Но «ЛМ» стоял, стоял родной, и даже во всех трех вариантах: обычный, легкий и суперлегкий.
– Сколько эта радость стоит? – осторожно спросил я, показывая на красную пачку.
Продавец перестал дремать, лениво посмотрел на меня, потом на то, чем я интересовался, и ответил:
– Десять рублей.
Вот это шок!.. В бомбоубежище нам продавали пачку по двести рублей, и я растягивал каждую на пять дней. А в Москве – дешевле шестнадцати рублей нужно было поискать, даже если знать точки. Да это же коммунизм, долгожданное общество равных прав и возможностей… То-то меня так тянуло сюда.
– В долг не дадите? – так же осторожно спросил я.
Продавец опять посмотрел на меня, и ответил:
– Нет…
Не все же коту масленица, – ведь правда?.. Я отошел в какой-то закуток, достал последнюю сигарету и закурил.

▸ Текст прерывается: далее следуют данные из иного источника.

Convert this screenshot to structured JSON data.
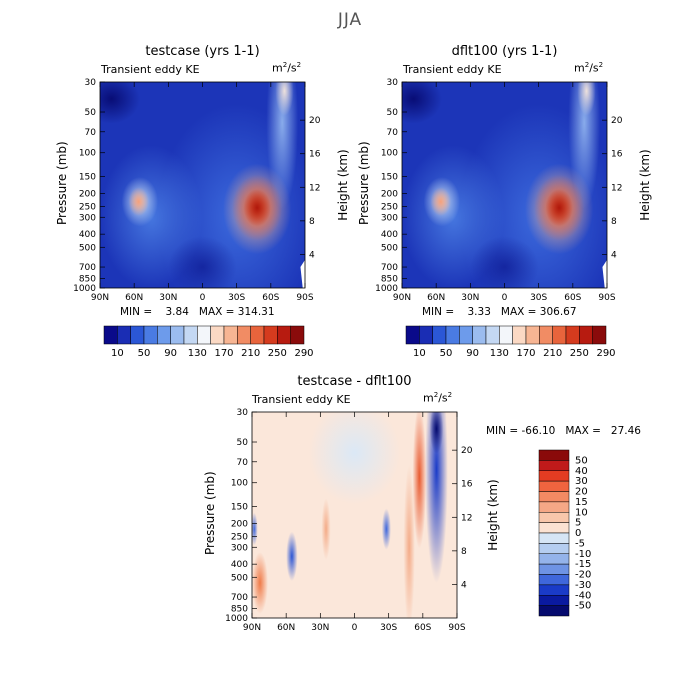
{
  "figure": {
    "title": "JJA"
  },
  "panels": [
    {
      "id": "testcase",
      "title": "testcase (yrs 1-1)",
      "left_label": "Transient eddy KE",
      "right_label": "m²/s²",
      "stats": "MIN =    3.84   MAX = 314.31"
    },
    {
      "id": "dflt100",
      "title": "dflt100 (yrs 1-1)",
      "left_label": "Transient eddy KE",
      "right_label": "m²/s²",
      "stats": "MIN =    3.33   MAX = 306.67"
    },
    {
      "id": "diff",
      "title": "testcase - dflt100",
      "left_label": "Transient eddy KE",
      "right_label": "m²/s²",
      "stats": "MIN = -66.10   MAX =   27.46"
    }
  ],
  "axes": {
    "ylabel": "Pressure (mb)",
    "y2label": "Height (km)",
    "xticks": [
      "90N",
      "60N",
      "30N",
      "0",
      "30S",
      "60S",
      "90S"
    ],
    "yticks": [
      "30",
      "50",
      "70",
      "100",
      "150",
      "200",
      "250",
      "300",
      "400",
      "500",
      "700",
      "850",
      "1000"
    ],
    "y2ticks": [
      "20",
      "16",
      "12",
      "8",
      "4"
    ]
  },
  "colorbars": {
    "abs_labels": [
      "10",
      "50",
      "90",
      "130",
      "170",
      "210",
      "250",
      "290"
    ],
    "abs_colors": [
      "#0a0a8a",
      "#1a2db4",
      "#2b57d6",
      "#4a7be3",
      "#6d9beb",
      "#9bbcef",
      "#c4d8f3",
      "#f3f6fa",
      "#fbd9c4",
      "#f7b593",
      "#f18c64",
      "#e8643c",
      "#d53b1e",
      "#b71b10",
      "#8a0b0b"
    ],
    "diff_labels": [
      "50",
      "40",
      "30",
      "20",
      "15",
      "10",
      "5",
      "0",
      "-5",
      "-10",
      "-15",
      "-20",
      "-30",
      "-40",
      "-50"
    ],
    "diff_colors": [
      "#8a0a0a",
      "#c01a1a",
      "#e33c22",
      "#f0643f",
      "#f38a63",
      "#f5a886",
      "#f8c7ab",
      "#fbe2d2",
      "#d6e5f5",
      "#b5cdf0",
      "#94b3ea",
      "#6e93e4",
      "#3f67db",
      "#1a3bc8",
      "#0a1aa0",
      "#050a6e"
    ]
  },
  "chart_data": [
    {
      "type": "heatmap",
      "title": "testcase (yrs 1-1)",
      "variable": "Transient eddy KE",
      "units": "m²/s²",
      "xlabel": "",
      "ylabel": "Pressure (mb)",
      "y2label": "Height (km)",
      "x_ticks": [
        "90N",
        "60N",
        "30N",
        "0",
        "30S",
        "60S",
        "90S"
      ],
      "y_ticks": [
        30,
        50,
        70,
        100,
        150,
        200,
        250,
        300,
        400,
        500,
        700,
        850,
        1000
      ],
      "y2_ticks": [
        20,
        16,
        12,
        8,
        4
      ],
      "y_scale": "log",
      "contour_levels": [
        10,
        50,
        90,
        130,
        170,
        210,
        250,
        290
      ],
      "min": 3.84,
      "max": 314.31,
      "features": [
        {
          "lat": -50,
          "pressure": 250,
          "value": 300
        },
        {
          "lat": 55,
          "pressure": 250,
          "value": 170
        },
        {
          "lat": -75,
          "pressure": 40,
          "value": 150
        }
      ]
    },
    {
      "type": "heatmap",
      "title": "dflt100 (yrs 1-1)",
      "variable": "Transient eddy KE",
      "units": "m²/s²",
      "xlabel": "",
      "ylabel": "Pressure (mb)",
      "y2label": "Height (km)",
      "x_ticks": [
        "90N",
        "60N",
        "30N",
        "0",
        "30S",
        "60S",
        "90S"
      ],
      "y_ticks": [
        30,
        50,
        70,
        100,
        150,
        200,
        250,
        300,
        400,
        500,
        700,
        850,
        1000
      ],
      "y2_ticks": [
        20,
        16,
        12,
        8,
        4
      ],
      "y_scale": "log",
      "contour_levels": [
        10,
        50,
        90,
        130,
        170,
        210,
        250,
        290
      ],
      "min": 3.33,
      "max": 306.67,
      "features": [
        {
          "lat": -50,
          "pressure": 250,
          "value": 295
        },
        {
          "lat": 55,
          "pressure": 250,
          "value": 165
        },
        {
          "lat": -75,
          "pressure": 40,
          "value": 140
        }
      ]
    },
    {
      "type": "heatmap",
      "title": "testcase - dflt100",
      "variable": "Transient eddy KE",
      "units": "m²/s²",
      "xlabel": "",
      "ylabel": "Pressure (mb)",
      "y2label": "Height (km)",
      "x_ticks": [
        "90N",
        "60N",
        "30N",
        "0",
        "30S",
        "60S",
        "90S"
      ],
      "y_ticks": [
        30,
        50,
        70,
        100,
        150,
        200,
        250,
        300,
        400,
        500,
        700,
        850,
        1000
      ],
      "y2_ticks": [
        20,
        16,
        12,
        8,
        4
      ],
      "y_scale": "log",
      "contour_levels": [
        -50,
        -40,
        -30,
        -20,
        -15,
        -10,
        -5,
        0,
        5,
        10,
        15,
        20,
        30,
        40,
        50
      ],
      "min": -66.1,
      "max": 27.46,
      "features": [
        {
          "lat": -55,
          "pressure": 80,
          "value": 25
        },
        {
          "lat": -72,
          "pressure": 40,
          "value": -60
        },
        {
          "lat": 85,
          "pressure": 550,
          "value": 20
        },
        {
          "lat": 55,
          "pressure": 350,
          "value": -25
        }
      ]
    }
  ]
}
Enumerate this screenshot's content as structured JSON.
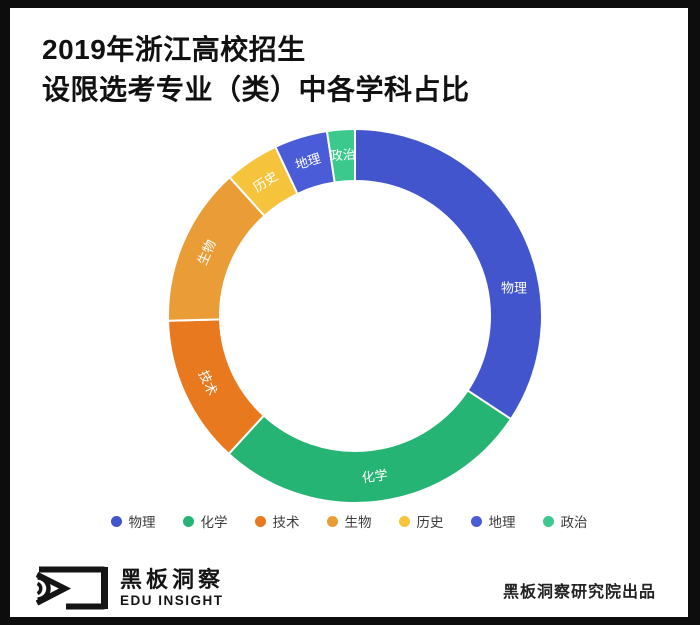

О, это тихое блаженство последней сигареты. Когда каждая затяжка подобна порции этого самого блаженства, – и так хорошо прочищает мозги от остатков дури.
Андрюха, когда я разлегся на соседней с ним койке, сказал:
– Здесь такие сказки рассказывают.
Сказки, сплетни, первая информация о новом месте, – все это одно и тоже. Все это нужно и интересно. Полагалось, – и это так естественно, – повернуться и спросить Андрюху: «ну?», или «какие?», или «да?»… Так начинает осваиваться любое молодое пополнение, старательское – в том числе.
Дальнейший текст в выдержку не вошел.